The proposed Securities Markets Code, 2025, aims to unify three major financial laws to improve regulatory transparency. While it seeks to modernize Sebi's governance, the proposal has sparked discussion on the eight-year investigation window and the structure of performance reviews, which directly affect corporate and investor sentiment.
What Happened
The Indian government has introduced the Securities Markets Code, 2025 (SMC), a major legislative proposal designed to simplify and unify three key existing laws: the Securities Contracts (Regulation) Act of 1956, the Sebi Act of 1992, and the Depositories Act of 1996. The core objective is to modernize the regulatory framework, bringing greater transparency, accountability, and better governance to the Securities and Exchange Board of India (Sebi).
Why This Matters For Investors
Regulatory changes are fundamental to the stock market because they define the rules of the game. A more efficient and transparent regulator helps build trust, which can attract more capital into the markets. When the rules are clearer and the regulator is more accountable, companies operate with more certainty. However, investors often watch for "regulatory overhang," which happens when new rules create uncertainty or when investigation processes remain unclear for too long, potentially impacting company valuations and stock performance.
The Debate on Accountability and Reviews
The SMC introduces a mandate for Sebi to periodically review its own performance and the effectiveness of its regulations. This is a step toward making the regulator more accountable. However, there is ongoing discussion about how these reviews should be conducted. Some suggest that internal evaluations could lead to conflicts of interest. To ensure transparency, there are calls for these reviews to be handled by independent, third-party entities, similar to how market infrastructure institutions are audited. Additionally, there are suggestions to designate senior Sebi officials as Key Managerial Personnel (KMP) to improve the clarity of authority and decision-making, mirroring corporate governance standards applied to listed companies.
The Investigation Timeline Issue
A critical point of discussion is the proposed eight-year window for starting investigations into market entities. For businesses and their shareholders, an investigation that hangs over a company for nearly a decade creates significant uncertainty. Many market participants argue that this period is excessively long and could hinder the ease of doing business. The suggestion is to reduce this window to five years or less to provide faster resolution. Furthermore, there is a push to encourage "rectification" rather than immediate adjudication—meaning that if a minor, unintentional deficiency is found, the company should be given a chance to fix it before the regulator launches a full-scale legal proceeding.
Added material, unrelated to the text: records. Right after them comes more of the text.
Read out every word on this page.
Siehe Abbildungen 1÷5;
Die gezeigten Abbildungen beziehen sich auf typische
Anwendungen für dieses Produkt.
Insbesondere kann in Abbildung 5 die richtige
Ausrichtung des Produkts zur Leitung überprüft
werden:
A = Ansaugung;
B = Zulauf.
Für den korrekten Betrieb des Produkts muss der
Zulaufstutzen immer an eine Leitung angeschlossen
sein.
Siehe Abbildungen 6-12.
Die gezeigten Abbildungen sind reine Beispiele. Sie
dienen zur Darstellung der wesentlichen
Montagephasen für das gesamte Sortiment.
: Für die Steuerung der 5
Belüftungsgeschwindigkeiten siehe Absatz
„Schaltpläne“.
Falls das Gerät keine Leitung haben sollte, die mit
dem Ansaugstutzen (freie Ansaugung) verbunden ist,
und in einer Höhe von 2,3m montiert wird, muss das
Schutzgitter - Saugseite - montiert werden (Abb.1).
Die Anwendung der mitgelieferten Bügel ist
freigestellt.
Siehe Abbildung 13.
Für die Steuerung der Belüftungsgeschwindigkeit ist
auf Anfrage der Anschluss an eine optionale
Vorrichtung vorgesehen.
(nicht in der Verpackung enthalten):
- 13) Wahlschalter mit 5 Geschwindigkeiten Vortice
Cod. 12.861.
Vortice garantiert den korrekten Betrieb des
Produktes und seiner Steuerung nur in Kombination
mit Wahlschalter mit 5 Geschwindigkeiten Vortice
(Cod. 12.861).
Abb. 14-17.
Modernizing Regulatory Scope
As the market becomes more digital, the SMC also aims to modernize regulatory reach. The proposal acknowledges that Sebi needs to regulate intermediaries effectively. There is an argument that the code should also establish clear principles for overseeing critical technology and telecom providers that form the backbone of modern digital financial infrastructure. Ensuring these tech providers are held to high standards is vital for maintaining market stability.
What Investors Should Track
Investors should monitor the progression of this code, particularly the final wording on investigation timelines and the mechanisms for regulatory performance reviews. The final rules will dictate how quickly disputes are resolved and how much regulatory clarity companies will have. Keep an eye on any official clarifications or amendments that address these concerns, as they will signal the government's approach to balancing strict enforcement with the ease of doing business for listed entities.